How does ICH Q1 relate to ICH Q12?

The draft treats stability as a lifecycle activity aligned with ICH Q12. Stability data are expected to support not only the original registration but also post-approval changes and shelf-life management across the life of the product.

When will ICH Q1 apply in Canada?

ICH Q1 is still a draft and is expected to be finalized in 2026. Health Canada is a standing ICH member and adopts ICH quality guidelines as official guidance once implemented, so Canadian manufacturers should prepare now and confirm the implementation date with Health Canada as it is announced.

Conclusion

The ICH Q1 overhaul is the most significant change to pharmaceutical stability testing in 20 years. Six scattered guidelines become one. The scope grows to include biologics, vaccines, and advanced therapies. Stability becomes a lifecycle activity tied to ICH Q12, and the whole framework leans on science- and risk-based justification rather than a fixed checklist.

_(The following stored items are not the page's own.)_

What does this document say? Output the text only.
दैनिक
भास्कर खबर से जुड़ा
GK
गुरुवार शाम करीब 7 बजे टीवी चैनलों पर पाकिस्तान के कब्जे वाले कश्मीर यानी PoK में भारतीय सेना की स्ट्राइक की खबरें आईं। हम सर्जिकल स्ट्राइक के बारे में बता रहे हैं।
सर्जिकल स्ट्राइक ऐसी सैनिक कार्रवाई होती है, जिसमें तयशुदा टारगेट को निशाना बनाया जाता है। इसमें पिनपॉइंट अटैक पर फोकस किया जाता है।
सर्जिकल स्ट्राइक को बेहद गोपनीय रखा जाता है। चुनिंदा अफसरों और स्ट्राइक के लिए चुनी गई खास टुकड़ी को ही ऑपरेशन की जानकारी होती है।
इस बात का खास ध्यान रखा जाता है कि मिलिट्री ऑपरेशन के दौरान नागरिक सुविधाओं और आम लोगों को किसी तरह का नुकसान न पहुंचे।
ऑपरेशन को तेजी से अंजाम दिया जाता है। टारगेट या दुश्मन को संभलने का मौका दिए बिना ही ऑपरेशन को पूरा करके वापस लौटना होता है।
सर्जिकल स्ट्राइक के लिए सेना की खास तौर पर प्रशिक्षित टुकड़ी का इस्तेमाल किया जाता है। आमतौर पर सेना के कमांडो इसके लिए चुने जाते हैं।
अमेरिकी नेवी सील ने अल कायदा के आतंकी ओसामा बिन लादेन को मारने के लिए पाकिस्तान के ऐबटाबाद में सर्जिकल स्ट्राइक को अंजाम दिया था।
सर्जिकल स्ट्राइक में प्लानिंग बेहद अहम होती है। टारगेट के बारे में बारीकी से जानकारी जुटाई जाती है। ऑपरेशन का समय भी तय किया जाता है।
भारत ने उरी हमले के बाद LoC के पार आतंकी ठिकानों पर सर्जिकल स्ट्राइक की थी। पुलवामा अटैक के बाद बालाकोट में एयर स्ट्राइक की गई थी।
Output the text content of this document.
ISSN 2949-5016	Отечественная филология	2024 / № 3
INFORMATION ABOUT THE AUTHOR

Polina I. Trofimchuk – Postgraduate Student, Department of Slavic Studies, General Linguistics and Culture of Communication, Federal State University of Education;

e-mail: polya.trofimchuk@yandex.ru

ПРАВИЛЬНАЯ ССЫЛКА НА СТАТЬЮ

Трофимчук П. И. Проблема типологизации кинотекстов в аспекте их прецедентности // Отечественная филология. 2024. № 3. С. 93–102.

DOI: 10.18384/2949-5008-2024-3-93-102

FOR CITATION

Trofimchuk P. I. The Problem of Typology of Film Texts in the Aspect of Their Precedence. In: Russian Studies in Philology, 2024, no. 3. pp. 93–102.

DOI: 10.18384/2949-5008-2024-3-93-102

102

Because the draft is still at Step 2b, there is time to prepare, but not time to waste. Stability studies are long, and a finalized ICH Q1 in 2026 will set the standard your future submissions are measured against. The companies that read the draft now, run a gap assessment, and redesign protocols deliberately will treat adoption as a routine milestone. Those that wait may discover the gap between their data and the new standard at the worst possible moment, during review or inspection. A focused readiness review today is the most efficient path to a confident transition.

Sources and references

European Medicines Agency. ICH Q1 guideline on stability testing of drug substances and drug products (Step 2b draft). ema.europa.eu

US Food and Drug Administration. Q1 Stability Testing of Drug Substances and Drug Products, Draft Guidance for Industry (docket FDA-2025-D-1106). fda.gov

US Federal Register. Q1 Stability Testing of Drug Substances and Drug Products; ICH; Draft Guidance Availability (24 June 2025). federalregister.gov

ICH. Quality Guidelines. ich.org

Health Canada. International Council for Harmonisation (ICH) guidelines. canada.ca

This article is for general information and does not constitute regulatory or legal advice. ICH Q1 is a draft and may change before it is finalized. Regulatory requirements change. Confirm current obligations with Health Canada and qualified advisors before making compliance decisions.